Au début de l’épisode 9 de la saison 5 de Game of Thrones, les troupes du roi Stannis Barathéon sont ralenties dans leur avancée par une épaisse neige… Par ailleurs, des hommes de Ramsey Bolton, un de ses ennemis, se sont introduits dans le camp et ont allumé des incendies, occasionnant de lourdes pertes, détruisant les stocks de nourriture. Le moral de l’armée est alors au plus bas.

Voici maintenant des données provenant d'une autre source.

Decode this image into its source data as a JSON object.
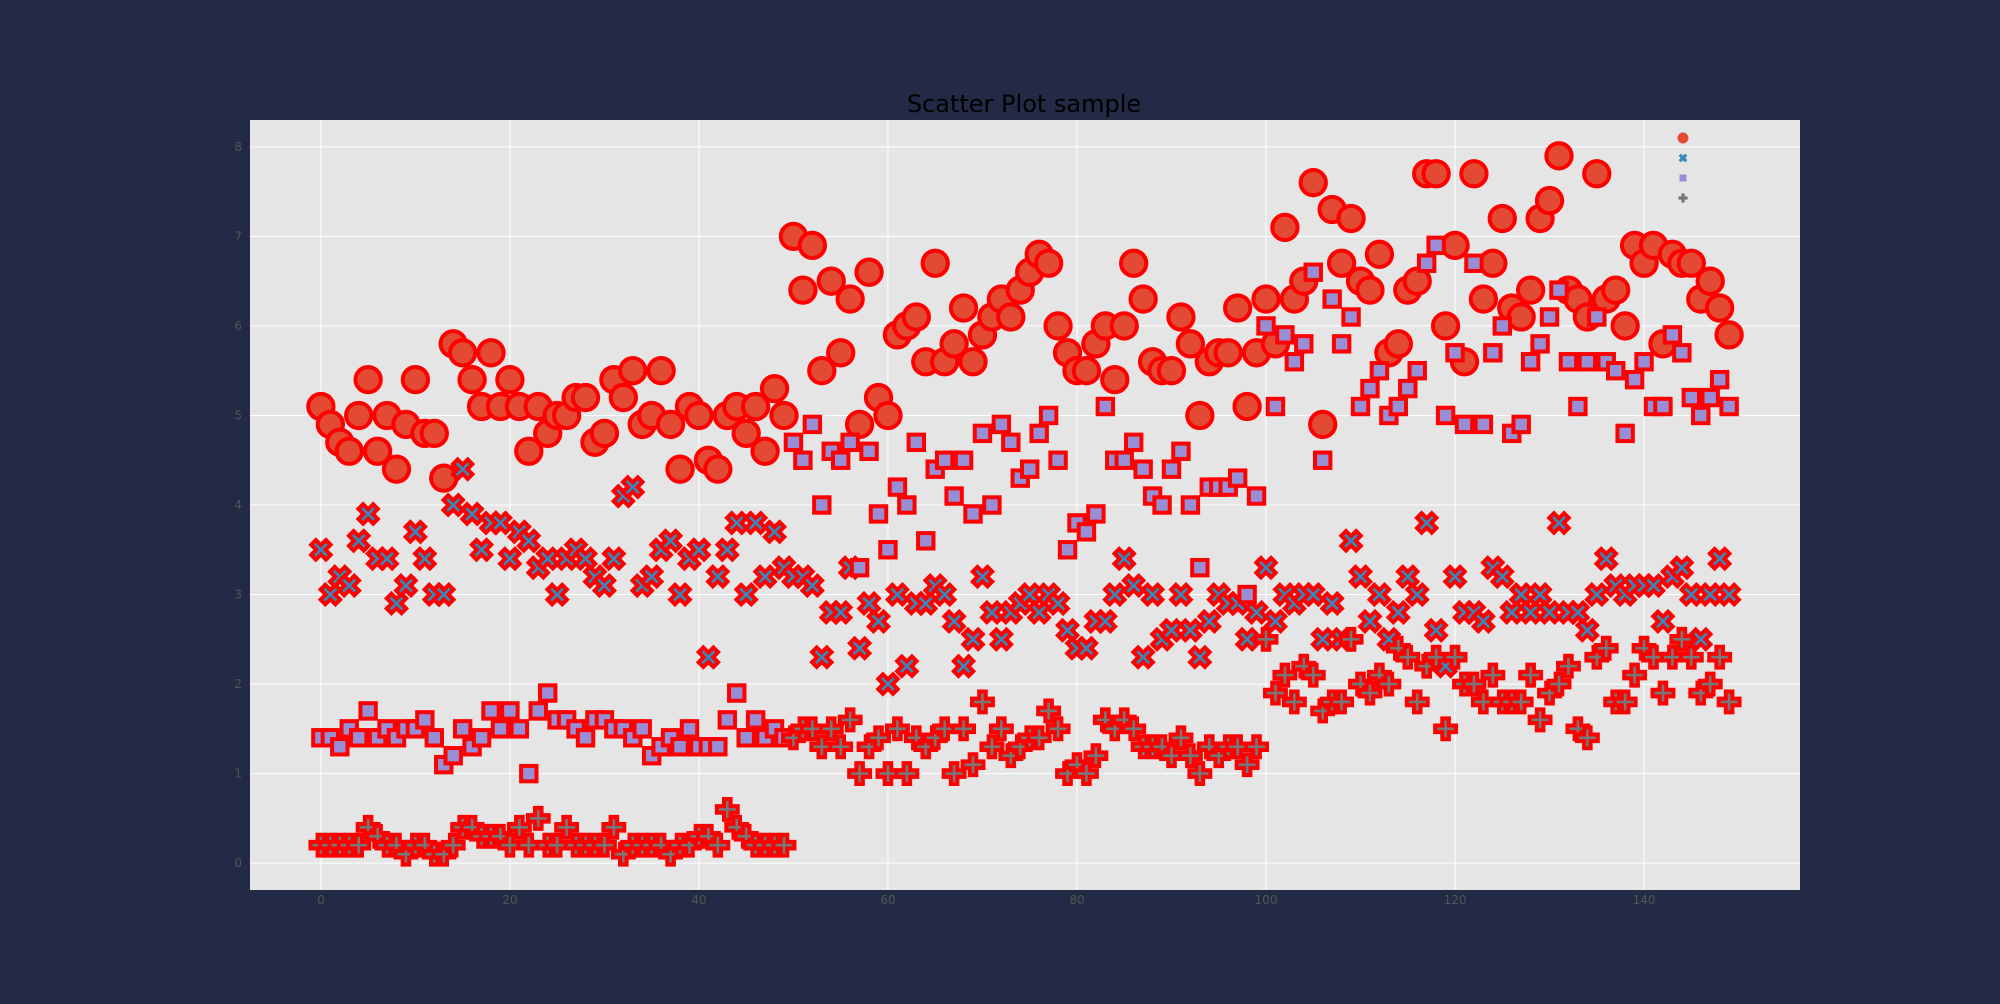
{
  "colors": {
    "page_background": "#222a45",
    "plot_background": "#e5e5e5",
    "grid": "#ffffff",
    "tick_label": "#555555",
    "marker_edge": "#ff0000",
    "series_colors": [
      "#e24a33",
      "#348abd",
      "#988ed5",
      "#777777"
    ]
  },
  "chart_data": {
    "type": "scatter",
    "title": "Scatter Plot sample",
    "xlabel": "",
    "ylabel": "",
    "xlim": [
      -7.5,
      156.5
    ],
    "ylim": [
      -0.3,
      8.3
    ],
    "xticks": [
      0,
      20,
      40,
      60,
      80,
      100,
      120,
      140
    ],
    "yticks": [
      0,
      1,
      2,
      3,
      4,
      5,
      6,
      7,
      8
    ],
    "grid": true,
    "legend_position": "top-right",
    "series": [
      {
        "marker": "circle",
        "x_start": 0,
        "values": [
          5.1,
          4.9,
          4.7,
          4.6,
          5.0,
          5.4,
          4.6,
          5.0,
          4.4,
          4.9,
          5.4,
          4.8,
          4.8,
          4.3,
          5.8,
          5.7,
          5.4,
          5.1,
          5.7,
          5.1,
          5.4,
          5.1,
          4.6,
          5.1,
          4.8,
          5.0,
          5.0,
          5.2,
          5.2,
          4.7,
          4.8,
          5.4,
          5.2,
          5.5,
          4.9,
          5.0,
          5.5,
          4.9,
          4.4,
          5.1,
          5.0,
          4.5,
          4.4,
          5.0,
          5.1,
          4.8,
          5.1,
          4.6,
          5.3,
          5.0,
          7.0,
          6.4,
          6.9,
          5.5,
          6.5,
          5.7,
          6.3,
          4.9,
          6.6,
          5.2,
          5.0,
          5.9,
          6.0,
          6.1,
          5.6,
          6.7,
          5.6,
          5.8,
          6.2,
          5.6,
          5.9,
          6.1,
          6.3,
          6.1,
          6.4,
          6.6,
          6.8,
          6.7,
          6.0,
          5.7,
          5.5,
          5.5,
          5.8,
          6.0,
          5.4,
          6.0,
          6.7,
          6.3,
          5.6,
          5.5,
          5.5,
          6.1,
          5.8,
          5.0,
          5.6,
          5.7,
          5.7,
          6.2,
          5.1,
          5.7,
          6.3,
          5.8,
          7.1,
          6.3,
          6.5,
          7.6,
          4.9,
          7.3,
          6.7,
          7.2,
          6.5,
          6.4,
          6.8,
          5.7,
          5.8,
          6.4,
          6.5,
          7.7,
          7.7,
          6.0,
          6.9,
          5.6,
          7.7,
          6.3,
          6.7,
          7.2,
          6.2,
          6.1,
          6.4,
          7.2,
          7.4,
          7.9,
          6.4,
          6.3,
          6.1,
          7.7,
          6.3,
          6.4,
          6.0,
          6.9,
          6.7,
          6.9,
          5.8,
          6.8,
          6.7,
          6.7,
          6.3,
          6.5,
          6.2,
          5.9
        ]
      },
      {
        "marker": "x",
        "x_start": 0,
        "values": [
          3.5,
          3.0,
          3.2,
          3.1,
          3.6,
          3.9,
          3.4,
          3.4,
          2.9,
          3.1,
          3.7,
          3.4,
          3.0,
          3.0,
          4.0,
          4.4,
          3.9,
          3.5,
          3.8,
          3.8,
          3.4,
          3.7,
          3.6,
          3.3,
          3.4,
          3.0,
          3.4,
          3.5,
          3.4,
          3.2,
          3.1,
          3.4,
          4.1,
          4.2,
          3.1,
          3.2,
          3.5,
          3.6,
          3.0,
          3.4,
          3.5,
          2.3,
          3.2,
          3.5,
          3.8,
          3.0,
          3.8,
          3.2,
          3.7,
          3.3,
          3.2,
          3.2,
          3.1,
          2.3,
          2.8,
          2.8,
          3.3,
          2.4,
          2.9,
          2.7,
          2.0,
          3.0,
          2.2,
          2.9,
          2.9,
          3.1,
          3.0,
          2.7,
          2.2,
          2.5,
          3.2,
          2.8,
          2.5,
          2.8,
          2.9,
          3.0,
          2.8,
          3.0,
          2.9,
          2.6,
          2.4,
          2.4,
          2.7,
          2.7,
          3.0,
          3.4,
          3.1,
          2.3,
          3.0,
          2.5,
          2.6,
          3.0,
          2.6,
          2.3,
          2.7,
          3.0,
          2.9,
          2.9,
          2.5,
          2.8,
          3.3,
          2.7,
          3.0,
          2.9,
          3.0,
          3.0,
          2.5,
          2.9,
          2.5,
          3.6,
          3.2,
          2.7,
          3.0,
          2.5,
          2.8,
          3.2,
          3.0,
          3.8,
          2.6,
          2.2,
          3.2,
          2.8,
          2.8,
          2.7,
          3.3,
          3.2,
          2.8,
          3.0,
          2.8,
          3.0,
          2.8,
          3.8,
          2.8,
          2.8,
          2.6,
          3.0,
          3.4,
          3.1,
          3.0,
          3.1,
          3.1,
          3.1,
          2.7,
          3.2,
          3.3,
          3.0,
          2.5,
          3.0,
          3.4,
          3.0
        ]
      },
      {
        "marker": "square",
        "x_start": 0,
        "values": [
          1.4,
          1.4,
          1.3,
          1.5,
          1.4,
          1.7,
          1.4,
          1.5,
          1.4,
          1.5,
          1.5,
          1.6,
          1.4,
          1.1,
          1.2,
          1.5,
          1.3,
          1.4,
          1.7,
          1.5,
          1.7,
          1.5,
          1.0,
          1.7,
          1.9,
          1.6,
          1.6,
          1.5,
          1.4,
          1.6,
          1.6,
          1.5,
          1.5,
          1.4,
          1.5,
          1.2,
          1.3,
          1.4,
          1.3,
          1.5,
          1.3,
          1.3,
          1.3,
          1.6,
          1.9,
          1.4,
          1.6,
          1.4,
          1.5,
          1.4,
          4.7,
          4.5,
          4.9,
          4.0,
          4.6,
          4.5,
          4.7,
          3.3,
          4.6,
          3.9,
          3.5,
          4.2,
          4.0,
          4.7,
          3.6,
          4.4,
          4.5,
          4.1,
          4.5,
          3.9,
          4.8,
          4.0,
          4.9,
          4.7,
          4.3,
          4.4,
          4.8,
          5.0,
          4.5,
          3.5,
          3.8,
          3.7,
          3.9,
          5.1,
          4.5,
          4.5,
          4.7,
          4.4,
          4.1,
          4.0,
          4.4,
          4.6,
          4.0,
          3.3,
          4.2,
          4.2,
          4.2,
          4.3,
          3.0,
          4.1,
          6.0,
          5.1,
          5.9,
          5.6,
          5.8,
          6.6,
          4.5,
          6.3,
          5.8,
          6.1,
          5.1,
          5.3,
          5.5,
          5.0,
          5.1,
          5.3,
          5.5,
          6.7,
          6.9,
          5.0,
          5.7,
          4.9,
          6.7,
          4.9,
          5.7,
          6.0,
          4.8,
          4.9,
          5.6,
          5.8,
          6.1,
          6.4,
          5.6,
          5.1,
          5.6,
          6.1,
          5.6,
          5.5,
          4.8,
          5.4,
          5.6,
          5.1,
          5.1,
          5.9,
          5.7,
          5.2,
          5.0,
          5.2,
          5.4,
          5.1
        ]
      },
      {
        "marker": "plus",
        "x_start": 0,
        "values": [
          0.2,
          0.2,
          0.2,
          0.2,
          0.2,
          0.4,
          0.3,
          0.2,
          0.2,
          0.1,
          0.2,
          0.2,
          0.1,
          0.1,
          0.2,
          0.4,
          0.4,
          0.3,
          0.3,
          0.3,
          0.2,
          0.4,
          0.2,
          0.5,
          0.2,
          0.2,
          0.4,
          0.2,
          0.2,
          0.2,
          0.2,
          0.4,
          0.1,
          0.2,
          0.2,
          0.2,
          0.2,
          0.1,
          0.2,
          0.2,
          0.3,
          0.3,
          0.2,
          0.6,
          0.4,
          0.3,
          0.2,
          0.2,
          0.2,
          0.2,
          1.4,
          1.5,
          1.5,
          1.3,
          1.5,
          1.3,
          1.6,
          1.0,
          1.3,
          1.4,
          1.0,
          1.5,
          1.0,
          1.4,
          1.3,
          1.4,
          1.5,
          1.0,
          1.5,
          1.1,
          1.8,
          1.3,
          1.5,
          1.2,
          1.3,
          1.4,
          1.4,
          1.7,
          1.5,
          1.0,
          1.1,
          1.0,
          1.2,
          1.6,
          1.5,
          1.6,
          1.5,
          1.3,
          1.3,
          1.3,
          1.2,
          1.4,
          1.2,
          1.0,
          1.3,
          1.2,
          1.3,
          1.3,
          1.1,
          1.3,
          2.5,
          1.9,
          2.1,
          1.8,
          2.2,
          2.1,
          1.7,
          1.8,
          1.8,
          2.5,
          2.0,
          1.9,
          2.1,
          2.0,
          2.4,
          2.3,
          1.8,
          2.2,
          2.3,
          1.5,
          2.3,
          2.0,
          2.0,
          1.8,
          2.1,
          1.8,
          1.8,
          1.8,
          2.1,
          1.6,
          1.9,
          2.0,
          2.2,
          1.5,
          1.4,
          2.3,
          2.4,
          1.8,
          1.8,
          2.1,
          2.4,
          2.3,
          1.9,
          2.3,
          2.5,
          2.3,
          1.9,
          2.0,
          2.3,
          1.8
        ]
      }
    ]
  }
}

Dans l’Iliade, au chant II, alors que nous sommes dans la neuvième année de la guerre de Troie, le roi Agamemnon a fait un songe prémonitoire : il est désormais sûr de la victoire des Grecs. Voulant mettre à l’épreuve ses troupes, il feint le départ. Ulysse retient les Grecs en rappelant qu’il ne convient pas de céder au découragement, mais qu’au contraire, il faut rester et achever courageusement la guerre :

Or, pour nous, la neuvième année achève son cours, depuis que nous attendons ici. Aussi je ne m’indigne pas de l’impatience des Achéens, près des vaisseaux recourbés.Mais, malgré tout, c’est une honte de rester longtemps ici pour s’en retourner les mains vides. Prenez courage, amis, (…)

 

La figure du “sage” Ulysse se retrouve en quelque sorte dans la série en Davos, le conseiller proche de l’impétueux roi Stannis, qui lui aussi appelle à ne pas se laisser aller. Davos a fait preuve à plusieurs reprises, depuis son apparition dans la série, de la “ruse” et la sagesse d’Ulysse, alors même qu’il n’avait pas reçu d’éducation. (La fille du roi Stannis, d’ailleurs, vient de lui apprendre à lire.)

Le roi Stannis ordonne à Davos de quitter le camp, en proie aux plus grandes difficultés et à une rebellion latente, pour se rendre à Châteaunoir et réclamer des vivres et des chevaux à l’allié Jon Snow.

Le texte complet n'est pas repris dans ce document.